The title of the Advertising Week panel discussion, hosted by my business partner Kate Waters, was ‘We Are All Equal’. Realistic? Optimistic? Deluded?
Well… 100 years on from women first getting the vote in the UK, we have made pitiful progress. Only 32% of women are MPs, the average gender pay gap is 18.4%, two thirds of women experience sexual harassment and the most powerful man in the world has been repeatedly accused of sexual assault. In our own industry, men occupy close to 70% of C Suite roles, there are pay gaps of up to 45% in some creative agencies, and last week we read about the now notorious top 5 email (it’s just ‘a bit of fun’ my arse).
On the panel was a brilliant group of equality and diversity champions – BT’s Zaid Al-Qassab, Campaign’s Nicola Kemp, Thinkbox’s Tess Alps, Independent Film’s Liz Unna, and the leader of the Women’s Equality Party, Sophie Walker. And whilst it wasn’t (thankfully) an echo chamber of agreement, some key themes emerged:
Agencies need to get their own houses in order
Nicky kicked off the debate as we hoped it would continue. By swearing. “Agencies running campaigns encouraging us to ‘F*ck the pay gap’ when they’ve got a f*cking massive pay gap is obviously a problem.” Well, quite. I’ve had debates in the past about recognition on merit, but when merit is in the eye of the merit-giver, and when the merit-giver is more often than not a man, then we need to find a way to get beyond the more basic human instinct to hire (and more importantly, promote) in your own image.
Men HAVE to be part of the solution
Tess talked about equal parental responsibilities as “a fundamental building block”. This is a huge cultural issue that we need to confront, because it’s currently an exception for men to be offered (and to feel comfortable taking) paid parental leave. Why is it the mum who has to ‘find a way’ to be at the school gates at 3pm, or arrive late in the morning because of a school play? So many blokes actually want to be there to experience these things too. So, let’s change the narrative. Men care and can do the care as well.
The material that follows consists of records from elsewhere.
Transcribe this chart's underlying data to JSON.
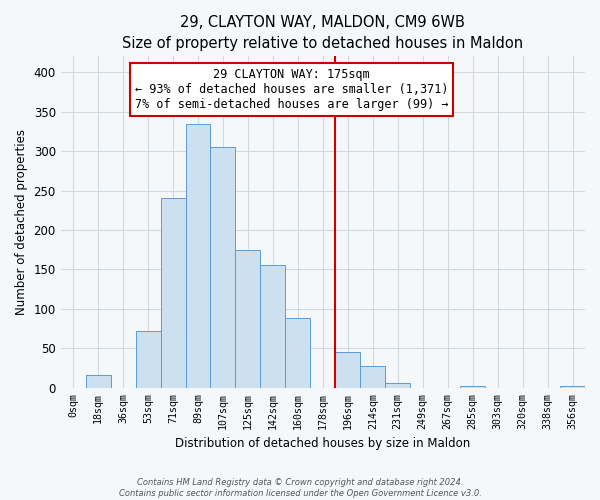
{
  "title": "29, CLAYTON WAY, MALDON, CM9 6WB",
  "subtitle": "Size of property relative to detached houses in Maldon",
  "bar_labels": [
    "0sqm",
    "18sqm",
    "36sqm",
    "53sqm",
    "71sqm",
    "89sqm",
    "107sqm",
    "125sqm",
    "142sqm",
    "160sqm",
    "178sqm",
    "196sqm",
    "214sqm",
    "231sqm",
    "249sqm",
    "267sqm",
    "285sqm",
    "303sqm",
    "320sqm",
    "338sqm",
    "356sqm"
  ],
  "bar_heights": [
    0,
    16,
    0,
    72,
    240,
    334,
    305,
    175,
    155,
    88,
    0,
    45,
    28,
    6,
    0,
    0,
    2,
    0,
    0,
    0,
    2
  ],
  "bar_color": "#cce0f0",
  "bar_edge_color": "#5b9bd5",
  "vline_x": 10.5,
  "vline_color": "#cc0000",
  "ylabel": "Number of detached properties",
  "xlabel": "Distribution of detached houses by size in Maldon",
  "ylim": [
    0,
    420
  ],
  "yticks": [
    0,
    50,
    100,
    150,
    200,
    250,
    300,
    350,
    400
  ],
  "annotation_title": "29 CLAYTON WAY: 175sqm",
  "annotation_line1": "← 93% of detached houses are smaller (1,371)",
  "annotation_line2": "7% of semi-detached houses are larger (99) →",
  "footer_line1": "Contains HM Land Registry data © Crown copyright and database right 2024.",
  "footer_line2": "Contains public sector information licensed under the Open Government Licence v3.0.",
  "background_color": "#f5f8fa",
  "plot_background": "#f5f8fa",
  "grid_color": "#d0d8e0"
}
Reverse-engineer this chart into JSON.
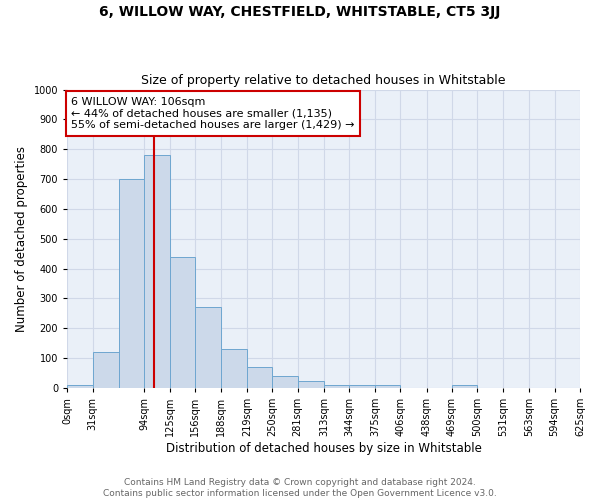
{
  "title": "6, WILLOW WAY, CHESTFIELD, WHITSTABLE, CT5 3JJ",
  "subtitle": "Size of property relative to detached houses in Whitstable",
  "xlabel": "Distribution of detached houses by size in Whitstable",
  "ylabel": "Number of detached properties",
  "bar_color": "#ccd9ea",
  "bar_edge_color": "#6ea6d0",
  "bin_edges": [
    0,
    31,
    63,
    94,
    125,
    156,
    188,
    219,
    250,
    281,
    313,
    344,
    375,
    406,
    438,
    469,
    500,
    531,
    563,
    594,
    625
  ],
  "bar_heights": [
    10,
    120,
    700,
    780,
    440,
    270,
    130,
    70,
    40,
    25,
    10,
    10,
    10,
    0,
    0,
    10,
    0,
    0,
    0,
    0
  ],
  "tick_labels": [
    "0sqm",
    "31sqm",
    "94sqm",
    "125sqm",
    "156sqm",
    "188sqm",
    "219sqm",
    "250sqm",
    "281sqm",
    "313sqm",
    "344sqm",
    "375sqm",
    "406sqm",
    "438sqm",
    "469sqm",
    "500sqm",
    "531sqm",
    "563sqm",
    "594sqm",
    "625sqm"
  ],
  "tick_positions": [
    0,
    31,
    94,
    125,
    156,
    188,
    219,
    250,
    281,
    313,
    344,
    375,
    406,
    438,
    469,
    500,
    531,
    563,
    594,
    625
  ],
  "vline_x": 106,
  "vline_color": "#cc0000",
  "annotation_text": "6 WILLOW WAY: 106sqm\n← 44% of detached houses are smaller (1,135)\n55% of semi-detached houses are larger (1,429) →",
  "annotation_box_color": "#ffffff",
  "annotation_box_edge": "#cc0000",
  "ylim": [
    0,
    1000
  ],
  "yticks": [
    0,
    100,
    200,
    300,
    400,
    500,
    600,
    700,
    800,
    900,
    1000
  ],
  "grid_color": "#d0d8e8",
  "bg_color": "#eaf0f8",
  "footer_line1": "Contains HM Land Registry data © Crown copyright and database right 2024.",
  "footer_line2": "Contains public sector information licensed under the Open Government Licence v3.0.",
  "title_fontsize": 10,
  "subtitle_fontsize": 9,
  "axis_label_fontsize": 8.5,
  "tick_fontsize": 7,
  "annotation_fontsize": 8,
  "footer_fontsize": 6.5
}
It’s the industry’s responsibility to tell new stories
It is certainly true that advertising creates stereotypes. The car brands that only show a man driving it, the watch adverts portraying men handing down their watches to future generations of male offspring. Whilst the woman is doing the washing and washing up. These aren’t universal, but they are persistent. The Geena Davis institute reported last year that women only accounted for about a third of all characters in commercials, and even when women were in ads, they were on screen for only 20% of the time. Despite being responsible for somewhere between 70-80% of purchase decisions. So, how about this? Next time you see a script that starts with ‘we see a man…’, how about changing it to a woman?
Follow the money
According to a study carried out by Slated last year and reinforced with some recent BBC crunching of IMDb data, films with female writers, producers and stars showed fantastic commercial returns, consistently outperforming male-driven projects in the same categories. We no longer must worry about apologetic hand-wringing pleas to get more women in all aspects of production, because there’s the lure of cold hard cash to melt even the most defiantly misogynistic of men.
Language, or perhaps ‘framing’ is one of the biggest challenges
It’s amazing when something so blindingly obvious is put in front of you, and you can’t quite believe that you’d never noticed it before. Take how the government talks about spend for example: childcare and social care are considered ‘costs’, whereas infrastructure is an ‘investment’. The language is binary. Yet if you treat social care and childcare as an ‘investment’ you will unlock productivity and create many more jobs. This is one example of thousands where we are schooled in how to judge something. But that judgement is just downright wrong.
If you don’t know what sexual harassment is, you’re an idiot
I’m going to finish with probably my favourite quote of the day from Sophie: “It’s very clear that men know what sexual harassment is, because they never sexually harass someone who can fire them.” So, for those out there worrying about it – if you wouldn’t do it to your boss, and if you wouldn’t like someone doing it to your daughter, it’s simple: JUST DON’T DO IT.